Azithromycin Modulates Release of Steroid-Insensitive Cytokines from Peripheral Blood Mononuclear Cells of Patients with Chronic Obstructive Pulmonary Disease

Introduction: Oxidative stress reduces responsiveness of peripheral blood mononuclear cells (PBMCs) from patients with chronic obstructive pulmonary disease (COPD) to the anti-inflammatory effects of glucocorticoids (GCs). Azithromycin was shown to modulate corticosteroid resistance mechanisms in COPD patients. However, its ability to enhance anti-inflammatory properties of GCs on the production of cytokines by PBMCs has not well been elucidated. Material and Methods: Heparinised blood was collected from 27 patients with COPD. Phytohaemagglutinin-induced release of pro-inflammatory mediators from PBMCs and production of intracellular cytokines by CD4+ and CD8+ T cells stimulated with phorbol 12-myristate 13-acetate and ionomycin in the presence or absence of 10 μg/mL azithromycin and 10 nM budesonide were determined using enzyme linked immunosorbent assay and flow cytometry.
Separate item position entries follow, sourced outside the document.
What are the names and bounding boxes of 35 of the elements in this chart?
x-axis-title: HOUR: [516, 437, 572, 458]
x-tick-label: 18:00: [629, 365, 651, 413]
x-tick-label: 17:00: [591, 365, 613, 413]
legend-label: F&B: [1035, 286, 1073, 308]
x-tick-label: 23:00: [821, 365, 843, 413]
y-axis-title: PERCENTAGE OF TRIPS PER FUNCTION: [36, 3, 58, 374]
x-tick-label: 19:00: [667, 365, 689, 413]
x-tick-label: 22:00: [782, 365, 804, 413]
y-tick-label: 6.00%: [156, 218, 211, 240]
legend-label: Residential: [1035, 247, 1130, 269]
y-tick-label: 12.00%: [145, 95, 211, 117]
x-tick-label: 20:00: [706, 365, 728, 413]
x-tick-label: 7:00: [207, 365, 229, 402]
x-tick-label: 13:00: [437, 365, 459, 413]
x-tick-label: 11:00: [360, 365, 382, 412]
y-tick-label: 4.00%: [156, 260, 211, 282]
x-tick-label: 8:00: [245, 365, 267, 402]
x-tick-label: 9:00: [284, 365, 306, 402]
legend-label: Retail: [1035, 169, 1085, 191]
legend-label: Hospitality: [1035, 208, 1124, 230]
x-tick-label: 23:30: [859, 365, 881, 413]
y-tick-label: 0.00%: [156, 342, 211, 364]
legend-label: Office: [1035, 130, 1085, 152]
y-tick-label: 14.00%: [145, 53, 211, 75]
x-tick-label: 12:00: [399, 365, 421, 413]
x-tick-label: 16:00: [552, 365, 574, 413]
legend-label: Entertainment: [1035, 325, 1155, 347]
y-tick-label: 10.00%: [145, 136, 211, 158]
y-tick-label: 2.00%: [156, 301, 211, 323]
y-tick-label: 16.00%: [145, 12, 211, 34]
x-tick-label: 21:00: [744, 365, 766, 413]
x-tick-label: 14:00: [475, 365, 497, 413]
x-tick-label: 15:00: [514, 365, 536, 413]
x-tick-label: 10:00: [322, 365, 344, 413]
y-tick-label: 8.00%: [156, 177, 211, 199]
Results: Azithromycin decreased the secretion of interleukin (IL) 4, IL-5, IL-13, and IL-17A from PBMCs, as well as the production of IL-4 and IL-8 by CD4+ and CD8+ T cells. The combination of azithromycin and budesonide suppressed inflammatory response by inhibition of IL-4, IL-5, IL-8, IL-13, IL-17A, IL-33, thymic stromal lymphopoietin (TSLP), macrophage migration inhibitory factor (MIF) release from PBMCs and by reduction of the percentage of IL-4-, IL-8-, interferon γ- and tumor necrosis factor a-expressing CD4+ and CD8+ T cells. The inhibitory effect of azithromycin combined with budesonide on IL-4, IL-5, IL-8, IL-17A, TSLP production by PBMCs, as well as IL-4 and IL-8 production by T helper cells and cytotoxic T lymphocytes was significantly greater than the effect of budesonide alone. Conclusions: Azithromycin in combination with budesonide enhances GC properties by inhibiting synthesis of pro-inflammatory cytokines in blood cells of COPD patients.